EntrustNET and ESM CA specific attributes
Defines the values that the EntrustNET CA uses for certificate enrollment and renewal.
-
Class Name: X509 Certificate.
Available when the Certificate Authority attribute references an object of the EntrustNET CA class. - Inheritance: Parent class—Application Base, Parent class—Validation Base and Parent class—X509 Certificate Base
- Attribute Names: Most CA specific attributes use the [Class name]: and the attribute name. For example: EntrustNET CA:Additional Emails.

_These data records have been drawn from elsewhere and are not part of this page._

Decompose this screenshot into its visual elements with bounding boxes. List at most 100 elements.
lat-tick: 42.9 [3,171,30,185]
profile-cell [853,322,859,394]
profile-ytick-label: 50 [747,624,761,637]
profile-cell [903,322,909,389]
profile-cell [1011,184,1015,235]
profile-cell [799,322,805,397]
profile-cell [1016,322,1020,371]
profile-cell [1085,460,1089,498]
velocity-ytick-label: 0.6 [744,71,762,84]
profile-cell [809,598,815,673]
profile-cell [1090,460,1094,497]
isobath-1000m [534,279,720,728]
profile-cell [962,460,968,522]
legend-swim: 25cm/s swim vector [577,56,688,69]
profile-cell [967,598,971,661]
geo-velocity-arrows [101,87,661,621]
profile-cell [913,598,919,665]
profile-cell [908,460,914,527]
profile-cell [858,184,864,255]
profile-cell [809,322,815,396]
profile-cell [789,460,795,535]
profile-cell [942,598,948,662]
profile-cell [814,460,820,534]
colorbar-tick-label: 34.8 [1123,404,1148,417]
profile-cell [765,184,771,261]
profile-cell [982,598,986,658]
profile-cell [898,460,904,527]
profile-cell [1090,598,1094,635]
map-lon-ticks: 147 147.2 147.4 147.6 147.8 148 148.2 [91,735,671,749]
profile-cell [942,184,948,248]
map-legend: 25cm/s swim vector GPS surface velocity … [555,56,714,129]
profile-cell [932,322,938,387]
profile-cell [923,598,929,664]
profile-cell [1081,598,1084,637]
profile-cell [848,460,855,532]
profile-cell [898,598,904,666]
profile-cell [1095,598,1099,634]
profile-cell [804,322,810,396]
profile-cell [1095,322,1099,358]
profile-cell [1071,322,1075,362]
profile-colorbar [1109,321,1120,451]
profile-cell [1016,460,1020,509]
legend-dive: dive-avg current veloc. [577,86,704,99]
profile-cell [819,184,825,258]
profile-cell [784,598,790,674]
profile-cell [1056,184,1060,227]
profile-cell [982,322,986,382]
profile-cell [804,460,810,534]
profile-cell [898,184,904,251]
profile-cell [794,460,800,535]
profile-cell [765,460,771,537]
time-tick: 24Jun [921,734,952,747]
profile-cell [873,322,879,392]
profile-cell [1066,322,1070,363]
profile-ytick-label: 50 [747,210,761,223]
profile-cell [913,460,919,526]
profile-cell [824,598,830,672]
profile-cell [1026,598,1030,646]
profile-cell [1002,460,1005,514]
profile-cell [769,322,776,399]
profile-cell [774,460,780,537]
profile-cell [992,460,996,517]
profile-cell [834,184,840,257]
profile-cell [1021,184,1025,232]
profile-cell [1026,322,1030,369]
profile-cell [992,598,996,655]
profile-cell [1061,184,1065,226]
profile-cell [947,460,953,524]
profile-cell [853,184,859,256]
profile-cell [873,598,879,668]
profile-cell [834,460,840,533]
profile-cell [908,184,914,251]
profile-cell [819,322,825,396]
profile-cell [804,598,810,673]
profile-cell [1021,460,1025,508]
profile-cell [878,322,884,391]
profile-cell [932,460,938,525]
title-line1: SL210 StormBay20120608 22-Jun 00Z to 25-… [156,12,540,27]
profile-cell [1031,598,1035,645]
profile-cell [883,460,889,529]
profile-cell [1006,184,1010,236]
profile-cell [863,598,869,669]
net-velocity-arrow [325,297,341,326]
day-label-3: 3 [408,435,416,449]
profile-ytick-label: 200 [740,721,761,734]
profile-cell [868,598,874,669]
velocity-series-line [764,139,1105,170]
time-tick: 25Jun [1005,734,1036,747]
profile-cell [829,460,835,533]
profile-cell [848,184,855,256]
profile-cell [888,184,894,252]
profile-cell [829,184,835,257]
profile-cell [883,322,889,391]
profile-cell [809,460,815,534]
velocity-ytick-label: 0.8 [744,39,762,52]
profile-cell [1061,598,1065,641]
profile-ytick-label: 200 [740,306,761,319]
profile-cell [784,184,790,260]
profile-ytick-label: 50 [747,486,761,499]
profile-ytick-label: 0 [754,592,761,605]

- Additional attributes may appear on the Support tab.
|
Attribute |
Description |
|---|---|
|
EntrustNET CA:Additional Emails UI: Other Email Addresses
Required: No
|
Policy Definable: No. Default: NA One or more secondary email contacts. Each contact would be another instance of the attribute. |
|
EntrustNET CA:Additional Field Value UI: Tracking Fields
Required: No
|
Policy Definable: No. Default: NA No NA An identifier-value pair for a custom field defined in the Entrust Certificate Management Service portal. The custom field identifier consists of the word Text plus consecutive numbers starting at 1 for the respective field. For example Text1 for the first Text field, Text2 for the second Text field, Text3 for the third Text field, and so on. Syntax: <field identifier>,<value> |
|
EntrustNET CA:Additional Field UI: NA
Required: No
|
Policy Definable: No. Default: NA Internal. |
|
EntrustNET CA:Email Address* UI: Email
Required: Yes
|
Policy Definable: Yes. Default: NA The email address. |
|
EntrustNET CA:First Name* UI: First Name
Required: Yes
|
Policy Definable: Yes. Default: NA The first name of a person. |
|
EntrustNET CA:Last Name* UI: Last Name
Required: Yes
|
Policy Definable: Yes. Default: NA The last name of a person. |
|
EntrustNET CA:Specific End Date UI: End Date
Required: No
|
Policy Definable: No. Default: NA No NA The exact certificate expiration date to use the next time the certificate renews. The date must occur between the request date and the expiration date based on the Validity Period. If the CA template does not allow Specific End Date, this attribute is ignored. |
|
EntrustNET Validity Period UI: NA
Required: No
|
Policy Definable: No. Default: NA Read only. Tracks the most recent time that the driver polled the CA to determine whether the requested certificate is ready for retrieval. By default the driver checks once every 5 minutes. If the timestamp value is not set, the driver continually polls the CA. The value updates after every unsuccessful retrieval. |
|
ESM CA:Override Default Key Update Policy UI: Override Default Key Update Policy
Required: No
|
Policy Definable: No. Default: NA Overrides the Entrust Security Manager (ESM) CA’s private key update requirements. 0 = No override. 1 = Use the validity period from the Certificate object. Set the key lifetimes instead of using the default key update policy defined for the Entrust user. |
|
Validity Period UI: NA
Required: No
|
Policy Definable: No. Default: NA The number of months that a certificate is valid. If the value is not set, the shortest validity period allowed by the CA template is the default. If a user assigns a CA template to a Discovered certificate and then renews the certificate, the value also resets to the shortest validity period. |
* The Entrust Certificate Services CA collects this information at the time of enrollment.